Does the school have a learning mentor or support staff for pastoral care for each year?. If not, contact the head of year. I found that emailing was very effective because I could get my thoughts in order. Tell them what you have said here and ask them to ring you.

I know how awful it is, so best of luck.

I think it is more a falling out than bullying so to speak but I just don't know. DS can be a bit of a drama king but is now blowing it up in his own mind that it is bullying.

I think it all borders of jealousy and insecurities. He used to be really good friends with friend A, been on holidays together, always together and then when it came to selecting senior schools they were going to different schools. Anyway, the friendship sort of faded a little then as DS started seeing a bit more of friend B who was going to the same school. However, once the places were allocated and they all got the schools they opted for friend A decided he wanted to go to the same school as the others and so managed to get a place and they were all together. A and B gradually eeked my DS out, fair enough, we can all be friend with who we want so DS sort of paired up with say friend C who was another boy that was at primary with them. Anyway, not friend C and A have joined forces and it was these 2 who approached DS yesterday. it seems anyone DS wants to make friend with, then friend A hates it and ruins it.

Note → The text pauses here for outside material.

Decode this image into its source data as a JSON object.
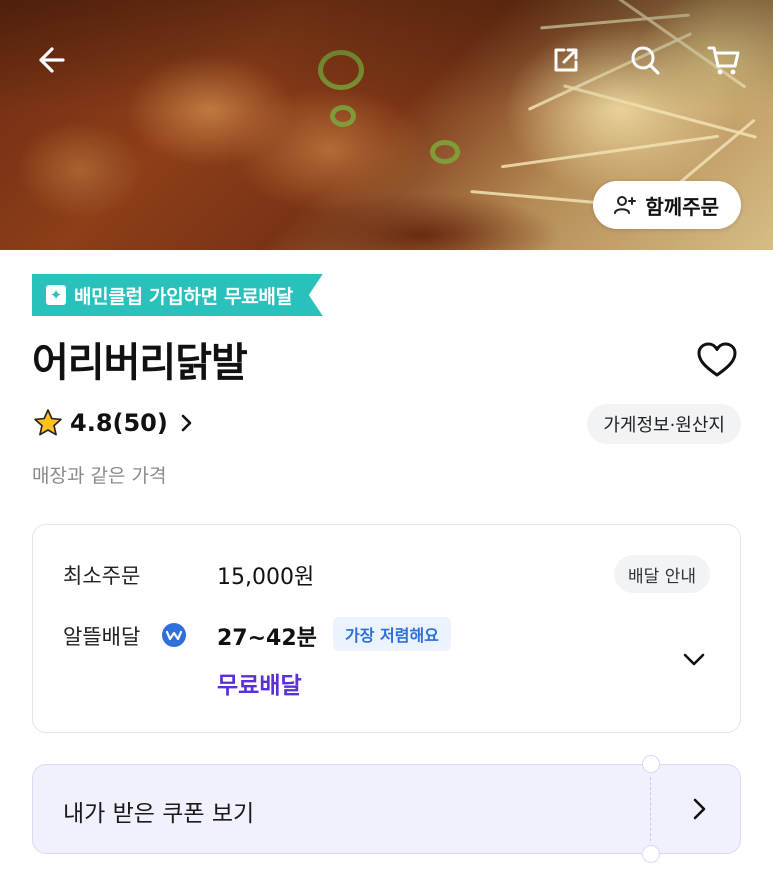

It all sounds ridiculous but then to an 11 year old who now thinks no one likes him it's a massive deal. I have mentioned it to the parents of A and C, C's mum was really good about it, A's mum thinks he is a little angel who can do no wrong. I love my DS absolutely but am aware of his faults. A's mum is sp paranoid about her DS being bullied (she has said things to me about him like, look at his ginger hair and his big ears, he is a target for bullies....in front of him too....and also told me he had a face only a mother could love) - anyway she is so paranoid about him being bullied but ironically it seems he has turned into a bully.

I will keep an eye on things and will speak to the school for sure if they persist in being nasty.

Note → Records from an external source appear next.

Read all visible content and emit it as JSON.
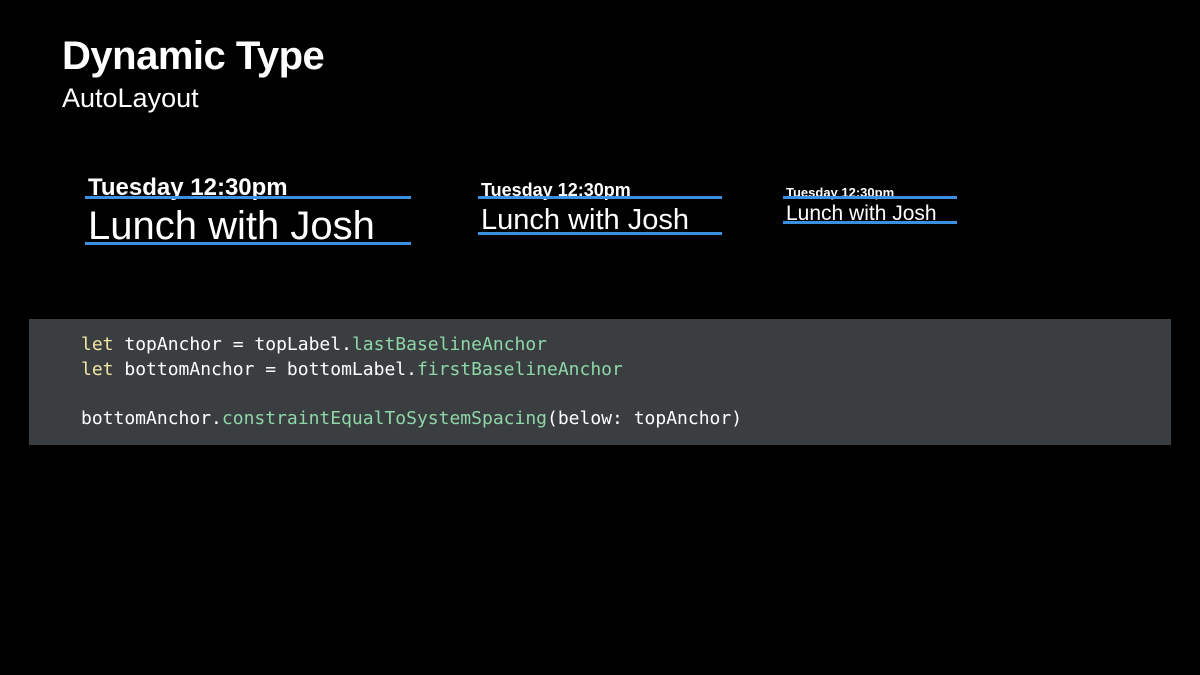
{
  "slide": {
    "title": "Dynamic Type",
    "subtitle": "AutoLayout"
  },
  "samples": [
    {
      "time": "Tuesday 12:30pm",
      "event": "Lunch with Josh"
    },
    {
      "time": "Tuesday 12:30pm",
      "event": "Lunch with Josh"
    },
    {
      "time": "Tuesday 12:30pm",
      "event": "Lunch with Josh"
    }
  ],
  "code": {
    "line1": {
      "keyword": "let",
      "text": " topAnchor = topLabel.",
      "member": "lastBaselineAnchor"
    },
    "line2": {
      "keyword": "let",
      "text": " bottomAnchor = bottomLabel.",
      "member": "firstBaselineAnchor"
    },
    "line3": {
      "text": "bottomAnchor.",
      "member": "constraintEqualToSystemSpacing",
      "tail": "(below: topAnchor)"
    }
  },
  "colors": {
    "background": "#000000",
    "baseline": "#3b8fe0",
    "code_background": "#3a3e40",
    "keyword": "#f2e6a4",
    "member": "#8fd6a8"
  }
}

Should I have forced him to school??

sebsmummy1 Fri 29-Nov-13 08:31:39

God that's a difficult one to answer Betty. I have no idea whether you should have forced him or not.

My friend used to tell her children when they said they had a poorly tummy for example [and she suspected it was a plot to stay home] that they should go in for the morning and if they still felt ill at lunchtime they were to tell the teacher and she would come and get them. She said inevitably she never received the call as they had got into the swing of the day.

I guess it's a halfway house type comment though that you could offer to your son if he does it again. Not as severe as forcing him into school, allowing him a little get out clause if the day really turns horrid.

FuckyNell Fri 29-Nov-13 08:40:43

Yes I think you should have made him go to school. It will be easier now for him to use the "you didn't make me last time" routine for a start, and also he needs to understand that school/work etc is not optional unless you're physically unable to go.

I had to change my sons school in year 7 because of bullying.

In all fairness I tried everything to get him to go but he was crying so much he almost vomited and short of pinning him down.......but yes, if he says he feels ill and I don't believe him I always say to go anyway and they will call if I need to go and collect.

Well, he went in today ok (sad but ok) but it wasn't helped when he got a text from a year 9 (one of the others friends) having a go at him.

I called the school and spoke to the head of year 7 who was brilliant - I dropped DS off at school early today and he was going to have a chat with him about it all although I did tell him at this stage I dont want any action taken with the other boys in case it could still blow over.

Great, another day of worrying about it all, thank goodness it's Friday.

sebsmummy1 Fri 29-Nov-13 09:55:15

Betty I think you did the right think. You hear of young children hurting themselves off the back of the tough love approach. Whilst I think it has a time and a place only you know your son, and it's important that he knows no matter what, you have his back. The fact he went in today proves it hasn't set a precedent.